Question

The desired percentage of Silicon Dioxide (SiO2) in a certain type of aluminous cement is 5.5. To test whether the true average percentage is 5.5 for a particular production facility, 16 independently obtained samples are analyzed and a sample mean of 5.25 was obtained. Suppose that the percentage of SiO2 in a sample is normally distributed with a sigma of 0.3. Does this indicate conclusively that the true average is smaller than 5.5? Carry the procedure at a 0.01 significance level. Use only the P-Value approach. State H0 and Ha

Answer 1

a) Null hypothesis : H₀ : μ = 5.5

Alternative Hypothesis : H₁ : μ < 5.5

b) The test statistic

|t| = |-3.33| = 3.33

c) P - value lies between in these intervals

0.001 < P < 0.005

Explanation:

Step( i ):-

Given data the Population mean 'μ' = 5.5

The small sample size 'n' = 16

The sample mean (x⁻) = 5.25

Given the percentage of SiO2 in a sample is normally distributed with a sigma of 0.3.

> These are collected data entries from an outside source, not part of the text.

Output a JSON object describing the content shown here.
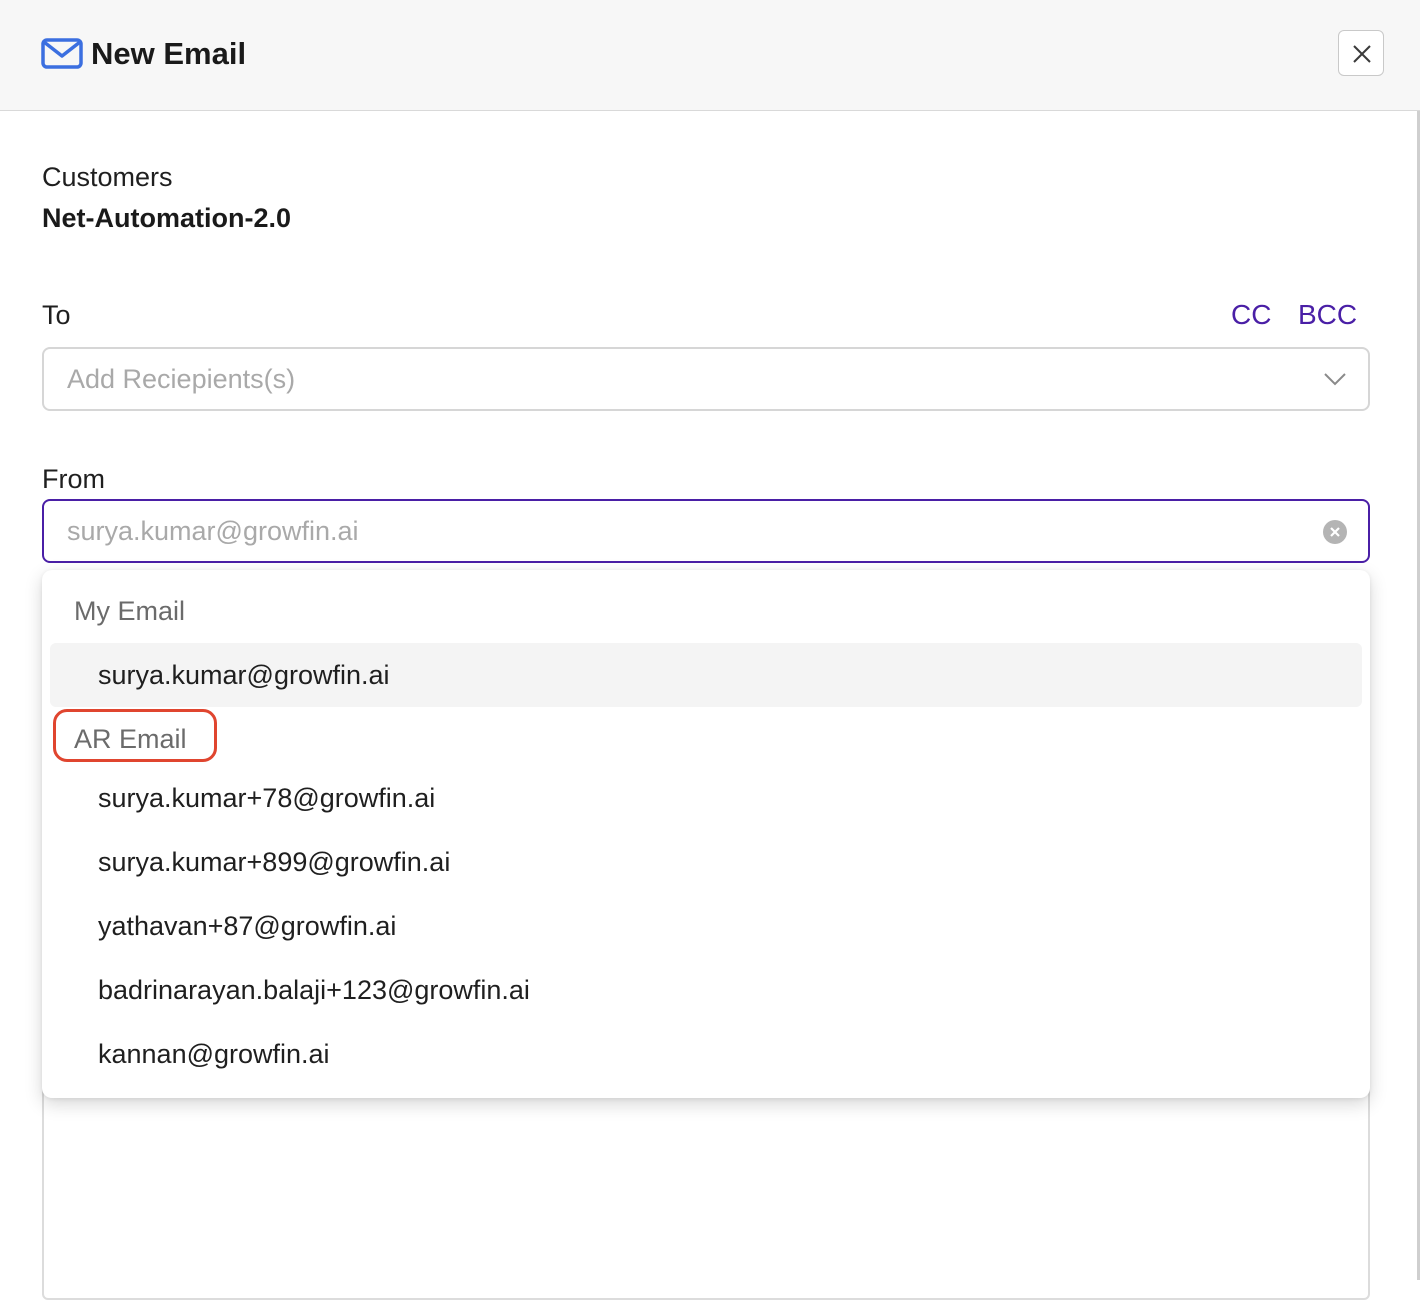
{
  "header": {
    "icon": "mail-icon",
    "title": "New Email",
    "close_icon": "close-icon"
  },
  "customers": {
    "label": "Customers",
    "value": "Net-Automation-2.0"
  },
  "to": {
    "label": "To",
    "cc_label": "CC",
    "bcc_label": "BCC",
    "placeholder": "Add Reciepients(s)"
  },
  "from": {
    "label": "From",
    "value": "surya.kumar@growfin.ai"
  },
  "dropdown": {
    "groups": [
      {
        "label": "My Email",
        "options": [
          "surya.kumar@growfin.ai"
        ]
      },
      {
        "label": "AR Email",
        "options": [
          "surya.kumar+78@growfin.ai",
          "surya.kumar+899@growfin.ai",
          "yathavan+87@growfin.ai",
          "badrinarayan.balaji+123@growfin.ai",
          "kannan@growfin.ai"
        ]
      }
    ],
    "selected": "surya.kumar@growfin.ai"
  },
  "colors": {
    "accent": "#4a1fa6",
    "mail_icon": "#3b6fe0",
    "annotation": "#e0452f",
    "header_bg": "#f7f7f7"
  }
}
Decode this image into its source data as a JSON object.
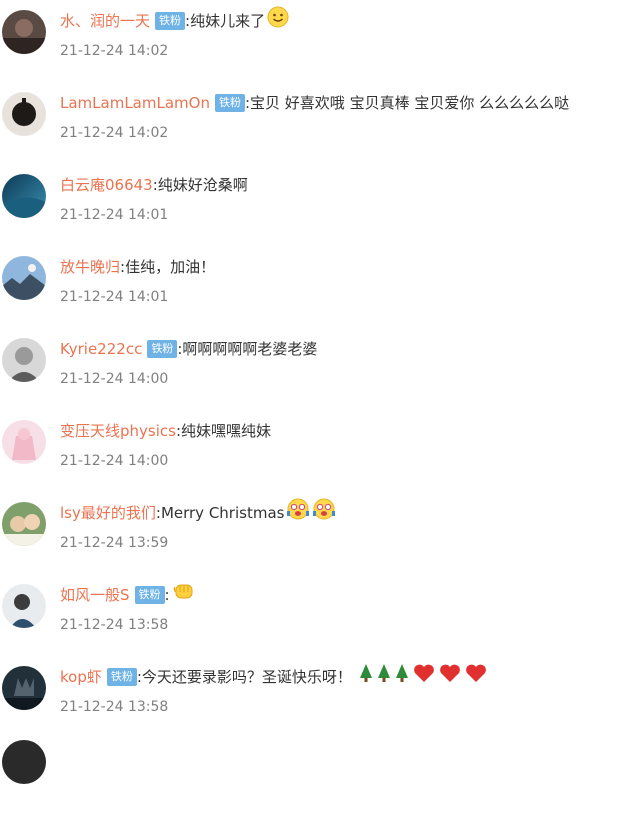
{
  "comments": [
    {
      "username": "水、润的一天",
      "badge": "铁粉",
      "text": "纯妹儿来了",
      "emojis": [
        "smile"
      ],
      "time": "21-12-24 14:02"
    },
    {
      "username": "LamLamLamLamOn",
      "badge": "铁粉",
      "text": "宝贝 好喜欢哦 宝贝真棒 宝贝爱你 么么么么么哒",
      "emojis": [],
      "time": "21-12-24 14:02"
    },
    {
      "username": "白云庵06643",
      "badge": "",
      "text": "纯妹好沧桑啊",
      "emojis": [],
      "time": "21-12-24 14:01"
    },
    {
      "username": "放牛晚归",
      "badge": "",
      "text": "佳纯，加油！",
      "emojis": [],
      "time": "21-12-24 14:01"
    },
    {
      "username": "Kyrie222cc",
      "badge": "铁粉",
      "text": "啊啊啊啊啊老婆老婆",
      "emojis": [],
      "time": "21-12-24 14:00"
    },
    {
      "username": "变压天线physics",
      "badge": "",
      "text": "纯妹嘿嘿纯妹",
      "emojis": [],
      "time": "21-12-24 14:00"
    },
    {
      "username": "lsy最好的我们",
      "badge": "",
      "text": "Merry Christmas",
      "emojis": [
        "excited",
        "excited"
      ],
      "time": "21-12-24 13:59"
    },
    {
      "username": "如风一般S",
      "badge": "铁粉",
      "text": "",
      "emojis": [
        "fist"
      ],
      "time": "21-12-24 13:58"
    },
    {
      "username": "kop虾",
      "badge": "铁粉",
      "text": "今天还要录影吗？圣诞快乐呀！",
      "emojis": [
        "tree",
        "tree",
        "tree",
        "heart",
        "heart",
        "heart"
      ],
      "time": "21-12-24 13:58"
    }
  ],
  "colors": {
    "username": "#eb7350",
    "badge_bg": "#6fb3e6",
    "text": "#333333",
    "time": "#808080"
  }
}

Null hypothesis : H₀ : μ = 5.5

Alternative Hypothesis : H₁ : μ < 5.5

Level of significance ∝ = 0.01

Step(ii):-

The test statistic

`t = (x^(-) -mean)/((S.D)/(√(n) ) )`

`t = (5.25 -5.5)/((0.3)/(√(16) ) )`

On calculation , we get

t = -3.33

|t| = |-3.33| = 3.33

Step(iii):-

P - value

The degrees of freedom γ = n-1 = 16-1 =15

The calculated value t = 3.33 (check t-table) lies between the 0.001 to 0.005

0.001 < P < 0.005

Condition(i)

P - value < ∝ then reject H₀

Condition(ii)

P - value > ∝ then Accept H₀

we observe that 0.001 < P < 0.005

P- value < 0.01

we rejected H₀

(or)

The tabulated value = 2.60 at 0.01 level of significance with '15' degrees of freedom

The calculated value t = 3.33 > 2.60 at 0.01 level of significance with '15' degrees of freedom

The null hypothesis is rejected

Conclusion:-

Accepted Alternative hypothesis H₁

The Claim that the true average is smaller than 5.5